If you read my post above I explained that we did have a fast desktop computer in the Acorn RiscPC. It was commonly used in Education and media services in the UK. I could use most of its editing features with virtually immediate response. Whereas using the best IBM PC required patience as you waited for the display to catch up with your last action. In the late 90's there was a competition to find the fastest Desktop PC in the world and this was held in California. The Risc Processor architecture was designed by Arm UK but at this time the Digital Equipment Corporation had the fastest chip implementation. DEC combined their fast chip design with ARM's superior architecture and produced a very fast processor (StrongArm). However, for the competition the entries had to be a commercially available Desktop so DEC entered the Acorn and amazed everyone. I believe they could process 16 digital TV channels simultaneously. I still have my old Acorn but it is in my loft. I ought to dump it but I am sure we all hang on to some favourite kit.


Dave
Chris_L Avatar
Chris_L 9 5.5k United Kingdom
24 Jan 2019 11:19PM
Just been Googling and Photoshop was created in 1988 and version one went on sale in 1990. It was almost a decade later before the first DSLR went on sale. There were flatbed scanners in the mid-90s but I couldn't figure out exactly what was invented by who and when.


EllisGray Avatar
EllisGray 4 1
25 Jan 2019 4:49AM
@ Chris_L:

For the general public perhaps DSLRs were not available until 1990-2000, but I photographed a political convention with a Kodak made commercially available one in 1992. It was a modified Nikon. My 600mm f/4 immediately became effectively an 1800mm in terms of angle of view.
sausage Avatar
sausage 19 704 United Kingdom
25 Jan 2019 8:38AM
From my school days in the 60s I used film cameras - nothing else was available. As I got older I bought a darkroom setup and processed B&W and colour film for many years. There wasn't anything like computers to edit pictures or scanning negatives until the 'digital age', whenever that was. As soon as digital cameras became available I bought a Kodak DC240 digital camera - 1.3 megapixels I think!! Cost me around £500. A lot cheaper than a digital SLR.

Photoshop was very expensive then although I can't remember what software I used then.

I did start scanning my negatives maybe before or at least around that time - probably in the eighties or early nineties.
keithh Avatar
keithh 19 25.8k 33 Wallis And Futuna
25 Jan 2019 9:31AM
We were scanning negs (and prints) on drum scanners (still the best results if you can get one that still works. They look expensive but they were a lot more expensive before flatbeds caught up with IQ) back in the early eighties (1982) when the newspapers started going 'digital'. I remember it was nothing short of witchcraft.

The man who got the job was the only one who put his hand up when it was asked if anyone had ever used a computer.
Philh04 Avatar
Philh04 18 2.3k United Kingdom
26 Jan 2019 11:26AM
A bit later than Keith, following a fiasco when producing a set of facsimiles we started scanning all of our own 5" x 4" transparencies using Flextight scanners, very costly and the next best thing to a Drum scanner, the next revelation was obtaining a scanning back for our De Vere copy camera, (the biggest thing was having a monitor on the wall so one no longer had to climb a step ladder to focus). The De Vere is still in use but with a much more recent and reliable digital back.
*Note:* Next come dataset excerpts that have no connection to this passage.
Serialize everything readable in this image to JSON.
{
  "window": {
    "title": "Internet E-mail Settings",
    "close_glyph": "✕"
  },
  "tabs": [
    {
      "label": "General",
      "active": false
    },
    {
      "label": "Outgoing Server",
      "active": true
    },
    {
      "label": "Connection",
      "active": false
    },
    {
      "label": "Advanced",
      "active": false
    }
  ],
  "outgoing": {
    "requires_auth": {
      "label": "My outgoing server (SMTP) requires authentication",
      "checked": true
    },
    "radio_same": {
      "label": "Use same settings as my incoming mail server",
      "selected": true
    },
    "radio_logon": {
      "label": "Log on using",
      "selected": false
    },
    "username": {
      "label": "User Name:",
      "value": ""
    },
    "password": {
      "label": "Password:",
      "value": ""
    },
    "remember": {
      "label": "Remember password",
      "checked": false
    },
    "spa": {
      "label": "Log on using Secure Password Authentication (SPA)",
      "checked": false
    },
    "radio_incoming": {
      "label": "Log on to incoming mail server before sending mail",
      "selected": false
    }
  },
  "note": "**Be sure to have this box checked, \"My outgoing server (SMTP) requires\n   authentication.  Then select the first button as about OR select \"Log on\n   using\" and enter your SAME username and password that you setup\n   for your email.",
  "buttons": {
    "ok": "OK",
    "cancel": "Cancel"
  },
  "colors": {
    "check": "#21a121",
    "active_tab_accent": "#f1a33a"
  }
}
We started going digital on the science side when Nikon produced the D1 in 1999, eventually moving to Canon for the more specialised lenses, plus we found them easier to control via the computer (I seem to remember with Nikon we had to purchase additional software)

We were the first major unit to go 90% digital however we still needed to keep facilities for transparency duplication as some exhibits still used Carousel projectors.... We had a party when our E6 dip and dunk line was decommissioned.